Meeting of the Parliament 06 February 2014
Yesterday’s debate on the budget resulted in Labour and the Scottish National Party agreeing that we would bin the bedroom tax. I warmly welcome that. In the debate last year, I asked the SNP to work with us when we debated local government finance. The bedroom tax is a policy based on Tory ideology, with no understanding of the reality of the lives of the thousands of tenants who live in council and housing association properties. There are simply not enough affordable houses for people who need them. The policy ignores the realities of families—for example, children having needs because they are studying for exams, carers looking after a relative and people with disabilities. Last year, I knew from talking to Labour councils across the country that they were worried that the bedroom tax was pushing into debt tenants who had never been in debt and destabilising council and housing association budgets.
We can take pride from yesterday, when we worked as the Parliament that we were set up to be and used our powers to protect people. Today’s debate is about our councils’ capacity to do the same—to use the increasingly scarce resources that they are allocated, to work with the increasingly centralist policy framework that they have been given and to try to plan ahead to address challenges such as the care of older people and climate change. Those are no longer challenges for the future; they are with us now. We look to local government to deliver better-quality environments, well-planned housing for communities, local economic action to support local jobs and training, and the high-quality education and social care services that give us all not just the best start in life but the best support and care throughout our lives when we need it.
We do not see today as a complete cause for celebration because, although extra resource is being put in to tackle the bedroom tax, the overall financial settlement for local government is not good news. It is a story of cuts, of centralisation and of impacts on front-line services resulting from the SNP’s financial straitjacket. Every MSP will know of the tough decisions that our council colleagues are making. The SNP has broken local government finance, with nearly 35,000 jobs being cut from local government since 2008. As Audit Scotland rightly documents, the challenge of delivering health and social care under the budget settlement will add to the pressures on care workers and the families who rely on their services. We need committed care staff who are paid a decent wage and are well trained and motivated. The loss of local authority jobs is bad for local economies, too, especially in economically fragile areas, as it has a negative impact on local economic activity and businesses.

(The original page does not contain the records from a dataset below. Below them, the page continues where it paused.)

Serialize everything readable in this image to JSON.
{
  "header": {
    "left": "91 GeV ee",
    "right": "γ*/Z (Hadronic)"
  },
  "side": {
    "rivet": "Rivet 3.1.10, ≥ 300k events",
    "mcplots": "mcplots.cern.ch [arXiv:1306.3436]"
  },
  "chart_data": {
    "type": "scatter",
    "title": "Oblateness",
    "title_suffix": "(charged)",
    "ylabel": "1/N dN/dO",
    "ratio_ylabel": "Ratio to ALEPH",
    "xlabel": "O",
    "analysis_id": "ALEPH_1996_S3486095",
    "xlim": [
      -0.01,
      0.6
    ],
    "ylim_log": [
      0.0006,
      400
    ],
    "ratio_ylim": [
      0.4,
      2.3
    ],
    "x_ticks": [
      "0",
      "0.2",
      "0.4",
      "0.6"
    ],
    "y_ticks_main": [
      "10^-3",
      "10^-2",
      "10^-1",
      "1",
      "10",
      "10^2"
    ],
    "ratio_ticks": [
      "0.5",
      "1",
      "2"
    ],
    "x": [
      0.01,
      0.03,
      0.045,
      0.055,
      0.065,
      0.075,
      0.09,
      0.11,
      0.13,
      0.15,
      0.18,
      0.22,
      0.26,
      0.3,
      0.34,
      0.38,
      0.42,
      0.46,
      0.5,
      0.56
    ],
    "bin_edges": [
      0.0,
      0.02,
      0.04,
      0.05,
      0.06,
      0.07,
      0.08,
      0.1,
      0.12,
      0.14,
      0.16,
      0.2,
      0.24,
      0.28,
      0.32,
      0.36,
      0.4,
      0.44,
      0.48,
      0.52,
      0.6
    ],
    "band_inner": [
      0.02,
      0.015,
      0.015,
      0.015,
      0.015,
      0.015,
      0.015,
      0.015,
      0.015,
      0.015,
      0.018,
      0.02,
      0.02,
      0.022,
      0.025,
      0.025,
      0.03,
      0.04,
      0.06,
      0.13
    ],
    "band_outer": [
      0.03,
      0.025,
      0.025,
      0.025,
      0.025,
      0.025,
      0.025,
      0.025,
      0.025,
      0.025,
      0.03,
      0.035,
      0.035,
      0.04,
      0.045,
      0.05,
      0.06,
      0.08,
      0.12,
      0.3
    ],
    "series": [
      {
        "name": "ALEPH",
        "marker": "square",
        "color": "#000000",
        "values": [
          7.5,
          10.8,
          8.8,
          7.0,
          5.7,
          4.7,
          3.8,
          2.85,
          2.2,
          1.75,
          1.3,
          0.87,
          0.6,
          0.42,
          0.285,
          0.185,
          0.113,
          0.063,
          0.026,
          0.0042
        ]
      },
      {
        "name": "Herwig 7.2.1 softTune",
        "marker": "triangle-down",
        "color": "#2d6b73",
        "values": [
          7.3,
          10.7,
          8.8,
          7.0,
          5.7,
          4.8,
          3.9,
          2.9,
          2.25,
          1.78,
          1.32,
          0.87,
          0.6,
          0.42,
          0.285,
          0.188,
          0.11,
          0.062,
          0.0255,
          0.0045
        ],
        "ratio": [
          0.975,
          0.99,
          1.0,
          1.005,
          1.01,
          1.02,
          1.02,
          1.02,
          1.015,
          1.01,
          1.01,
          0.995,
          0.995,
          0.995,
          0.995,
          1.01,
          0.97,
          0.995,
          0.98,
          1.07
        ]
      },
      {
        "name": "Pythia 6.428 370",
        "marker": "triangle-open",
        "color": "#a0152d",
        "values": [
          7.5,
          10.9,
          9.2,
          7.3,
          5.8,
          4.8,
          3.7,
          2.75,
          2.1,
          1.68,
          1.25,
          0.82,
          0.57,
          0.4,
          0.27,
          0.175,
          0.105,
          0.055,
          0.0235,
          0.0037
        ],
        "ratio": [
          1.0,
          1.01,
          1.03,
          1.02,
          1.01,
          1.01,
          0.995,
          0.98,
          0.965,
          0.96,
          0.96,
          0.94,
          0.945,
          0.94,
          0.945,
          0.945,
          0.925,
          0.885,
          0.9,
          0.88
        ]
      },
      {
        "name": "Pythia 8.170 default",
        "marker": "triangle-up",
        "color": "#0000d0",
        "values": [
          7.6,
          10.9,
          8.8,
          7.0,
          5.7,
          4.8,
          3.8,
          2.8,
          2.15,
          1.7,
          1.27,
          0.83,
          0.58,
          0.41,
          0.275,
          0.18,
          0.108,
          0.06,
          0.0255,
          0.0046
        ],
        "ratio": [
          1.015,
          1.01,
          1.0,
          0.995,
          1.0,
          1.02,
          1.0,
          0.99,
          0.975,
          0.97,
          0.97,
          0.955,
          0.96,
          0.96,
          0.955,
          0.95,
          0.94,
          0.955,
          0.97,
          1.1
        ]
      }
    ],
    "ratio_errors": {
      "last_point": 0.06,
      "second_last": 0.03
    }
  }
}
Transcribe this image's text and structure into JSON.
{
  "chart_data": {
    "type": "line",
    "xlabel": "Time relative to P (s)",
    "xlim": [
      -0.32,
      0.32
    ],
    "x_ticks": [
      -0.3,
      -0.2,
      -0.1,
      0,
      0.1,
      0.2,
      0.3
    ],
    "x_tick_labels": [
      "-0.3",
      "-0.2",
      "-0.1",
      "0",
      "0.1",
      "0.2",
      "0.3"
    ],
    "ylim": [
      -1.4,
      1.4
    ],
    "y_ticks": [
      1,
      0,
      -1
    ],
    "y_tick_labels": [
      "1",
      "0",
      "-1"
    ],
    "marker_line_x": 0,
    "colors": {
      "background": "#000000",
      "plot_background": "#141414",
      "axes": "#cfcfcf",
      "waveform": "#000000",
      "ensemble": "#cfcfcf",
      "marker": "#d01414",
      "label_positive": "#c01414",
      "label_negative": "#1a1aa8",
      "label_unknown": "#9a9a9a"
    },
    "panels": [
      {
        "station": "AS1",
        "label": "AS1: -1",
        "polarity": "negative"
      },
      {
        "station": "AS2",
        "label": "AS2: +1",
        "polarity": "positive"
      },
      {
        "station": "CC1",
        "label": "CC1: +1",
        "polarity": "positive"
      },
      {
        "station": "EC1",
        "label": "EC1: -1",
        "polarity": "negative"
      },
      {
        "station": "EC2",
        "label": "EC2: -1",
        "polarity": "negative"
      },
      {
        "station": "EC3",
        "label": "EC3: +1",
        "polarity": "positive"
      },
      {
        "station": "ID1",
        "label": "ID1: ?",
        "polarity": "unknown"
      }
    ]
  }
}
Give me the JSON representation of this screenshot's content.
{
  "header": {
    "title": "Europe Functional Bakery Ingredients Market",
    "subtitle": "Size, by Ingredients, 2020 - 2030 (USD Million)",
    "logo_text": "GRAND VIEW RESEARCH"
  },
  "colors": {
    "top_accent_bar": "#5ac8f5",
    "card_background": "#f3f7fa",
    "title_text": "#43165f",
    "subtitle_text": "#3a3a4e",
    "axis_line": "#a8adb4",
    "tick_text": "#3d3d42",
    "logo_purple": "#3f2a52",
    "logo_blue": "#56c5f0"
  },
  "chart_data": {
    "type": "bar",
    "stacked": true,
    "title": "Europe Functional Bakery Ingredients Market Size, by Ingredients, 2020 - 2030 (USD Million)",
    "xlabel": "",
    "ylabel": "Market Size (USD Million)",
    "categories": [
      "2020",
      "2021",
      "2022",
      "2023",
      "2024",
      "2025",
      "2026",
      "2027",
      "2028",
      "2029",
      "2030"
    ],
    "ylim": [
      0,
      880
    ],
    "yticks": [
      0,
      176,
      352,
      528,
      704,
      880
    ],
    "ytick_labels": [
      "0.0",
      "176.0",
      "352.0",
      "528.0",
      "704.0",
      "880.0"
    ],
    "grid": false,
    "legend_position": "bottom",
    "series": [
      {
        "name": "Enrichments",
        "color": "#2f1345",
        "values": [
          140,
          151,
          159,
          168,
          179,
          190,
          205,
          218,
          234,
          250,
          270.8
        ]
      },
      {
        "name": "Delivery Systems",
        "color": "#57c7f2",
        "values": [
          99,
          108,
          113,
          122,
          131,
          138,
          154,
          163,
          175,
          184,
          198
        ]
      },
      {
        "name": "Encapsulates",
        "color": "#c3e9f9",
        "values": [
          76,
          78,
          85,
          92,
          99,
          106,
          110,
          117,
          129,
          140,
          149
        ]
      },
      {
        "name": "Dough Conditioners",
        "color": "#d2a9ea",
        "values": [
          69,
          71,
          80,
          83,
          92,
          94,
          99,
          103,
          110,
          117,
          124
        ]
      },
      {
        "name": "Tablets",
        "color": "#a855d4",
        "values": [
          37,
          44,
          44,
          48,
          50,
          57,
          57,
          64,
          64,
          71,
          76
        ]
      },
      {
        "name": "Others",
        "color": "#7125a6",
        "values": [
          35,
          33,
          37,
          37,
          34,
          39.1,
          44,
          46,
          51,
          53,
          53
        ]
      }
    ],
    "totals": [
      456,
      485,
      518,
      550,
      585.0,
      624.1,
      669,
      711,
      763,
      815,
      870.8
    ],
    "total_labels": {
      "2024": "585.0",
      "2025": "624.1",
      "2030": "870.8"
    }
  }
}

We believe that the Scottish National Party Government is on pause and is more concerned about independence than about the reality of people’s lives. More could be done. For example, we could create flexibility for councils to benefit financially from tourism and to build local renewables and heat and power infrastructure to keep people warm and keep energy affordable. At present, only a few councils are able to do that given their scale. My colleague Richard Baker will talk about the need to give businesses more support and to give local authorities the support that they need to do that.
Local government costs have risen by 10 per cent since 2007 but, with this budget, £637 million has been cut since 2008-09. The SNP’s white paper talks grandly about life post-2016, but it does not address the realities of the cost-of-living crisis for people now. The SNP is proud of its underfunded council tax freeze—we heard that again today—but it hits hardest those people on low and modest incomes, or the people whom the SNP says it is meant to help.